Without proper guidance, the process of tracking down these accounts and determining how to access important information could become a stressful endeavor.
Seek both personal and professional support.
Explore alternatives such as sharing caregiving responsibilities with another family member or loved one. Even a simple 1- or 2-day break can make a huge difference and reduce responsibilities. Professional support may be necessary in many cases. In-home care and home health care services are just a few examples of assistance available. Attorneys can help create crucial estate planning documents. Financial planner services can help you stay on track with a personal financial plan and help guide you towards finding some balance with life’s competing priorities.
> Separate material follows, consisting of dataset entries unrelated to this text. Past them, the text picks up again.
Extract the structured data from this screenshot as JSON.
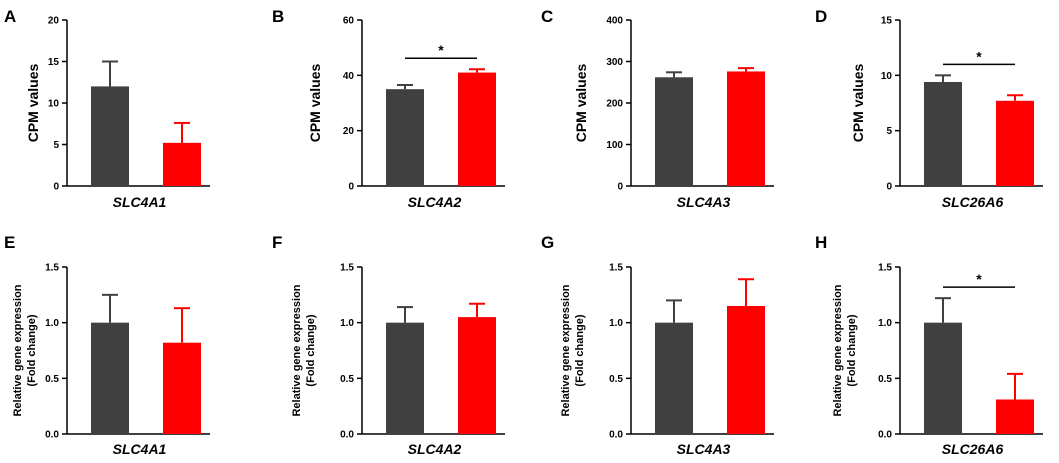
{
  "colors": {
    "control": "#404040",
    "treated": "#ff0000",
    "axis": "#000000"
  },
  "chart_data": [
    {
      "letter": "A",
      "type": "bar",
      "ylabel": "CPM values",
      "xlabel": "SLC4A1",
      "ylim": [
        0,
        20
      ],
      "yticks": [
        "0",
        "5",
        "10",
        "15",
        "20"
      ],
      "tick_values": [
        0,
        5,
        10,
        15,
        20
      ],
      "values": [
        12,
        5.2
      ],
      "errors": [
        3,
        2.4
      ],
      "significance": null
    },
    {
      "letter": "B",
      "type": "bar",
      "ylabel": "CPM values",
      "xlabel": "SLC4A2",
      "ylim": [
        0,
        60
      ],
      "yticks": [
        "0",
        "20",
        "40",
        "60"
      ],
      "tick_values": [
        0,
        20,
        40,
        60
      ],
      "values": [
        35,
        41
      ],
      "errors": [
        1.5,
        1.2
      ],
      "significance": "*"
    },
    {
      "letter": "C",
      "type": "bar",
      "ylabel": "CPM values",
      "xlabel": "SLC4A3",
      "ylim": [
        0,
        400
      ],
      "yticks": [
        "0",
        "100",
        "200",
        "300",
        "400"
      ],
      "tick_values": [
        0,
        100,
        200,
        300,
        400
      ],
      "values": [
        262,
        276
      ],
      "errors": [
        12,
        8
      ],
      "significance": null
    },
    {
      "letter": "D",
      "type": "bar",
      "ylabel": "CPM values",
      "xlabel": "SLC26A6",
      "ylim": [
        0,
        15
      ],
      "yticks": [
        "0",
        "5",
        "10",
        "15"
      ],
      "tick_values": [
        0,
        5,
        10,
        15
      ],
      "values": [
        9.4,
        7.7
      ],
      "errors": [
        0.6,
        0.5
      ],
      "significance": "*"
    },
    {
      "letter": "E",
      "type": "bar",
      "ylabel": [
        "Relative gene expression",
        "(Fold change)"
      ],
      "xlabel": "SLC4A1",
      "ylim": [
        0,
        1.5
      ],
      "yticks": [
        "0.0",
        "0.5",
        "1.0",
        "1.5"
      ],
      "tick_values": [
        0,
        0.5,
        1.0,
        1.5
      ],
      "values": [
        1.0,
        0.82
      ],
      "errors": [
        0.25,
        0.31
      ],
      "significance": null
    },
    {
      "letter": "F",
      "type": "bar",
      "ylabel": [
        "Relative gene expression",
        "(Fold change)"
      ],
      "xlabel": "SLC4A2",
      "ylim": [
        0,
        1.5
      ],
      "yticks": [
        "0.0",
        "0.5",
        "1.0",
        "1.5"
      ],
      "tick_values": [
        0,
        0.5,
        1.0,
        1.5
      ],
      "values": [
        1.0,
        1.05
      ],
      "errors": [
        0.14,
        0.12
      ],
      "significance": null
    },
    {
      "letter": "G",
      "type": "bar",
      "ylabel": [
        "Relative gene expression",
        "(Fold change)"
      ],
      "xlabel": "SLC4A3",
      "ylim": [
        0,
        1.5
      ],
      "yticks": [
        "0.0",
        "0.5",
        "1.0",
        "1.5"
      ],
      "tick_values": [
        0,
        0.5,
        1.0,
        1.5
      ],
      "values": [
        1.0,
        1.15
      ],
      "errors": [
        0.2,
        0.24
      ],
      "significance": null
    },
    {
      "letter": "H",
      "type": "bar",
      "ylabel": [
        "Relative gene expression",
        "(Fold change)"
      ],
      "xlabel": "SLC26A6",
      "ylim": [
        0,
        1.5
      ],
      "yticks": [
        "0.0",
        "0.5",
        "1.0",
        "1.5"
      ],
      "tick_values": [
        0,
        0.5,
        1.0,
        1.5
      ],
      "values": [
        1.0,
        0.31
      ],
      "errors": [
        0.22,
        0.23
      ],
      "significance": "*"
    }
  ]
}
Talking with an architect to help determine ways to retrofit your parent’s home to make it more accessible is another example. Finding a Medicare or Medicaid consultant may also prove beneficial. If your children are younger, finding help running kids to and from school or practices can be a small win.
Keep saving for short and long-term goals, while providing care for parents and kids.
Finding balance between competing priorities that require time or money may seem like a constant challenge in our financial lives. Staying on top of mortgage, car payments, children’s activities, saving for retirement and assisting with the costs of aging parents can make it difficult to stick with a budget. The balancing act gets more complex when your time and energy is primarily devoted to caring for others. It may appear to be a challenge to see beyond the current caregiver role, but you should still focus on saving for your own long-term financial goals.
Retirement is one obvious example of a long-term goal. But it’s likely not the only priority. Create a budget or spending plan that helps you focus on increasing your savings for important life goals while reducing or eliminating problematic high interest debt.
The best way to cope with financial obligations facing the Sandwich Generation, whether a current priority or a future possibility, is for everyone to have a financial plan (aging parents, children, and those stuck in the middle). Open and honest communication is the key to navigating the challenges of the Sandwich Generation. Proactive planning will help reduce your financial stress if you are already dealing with the balancing act or you simply have concerns you may be in this spot in the near future.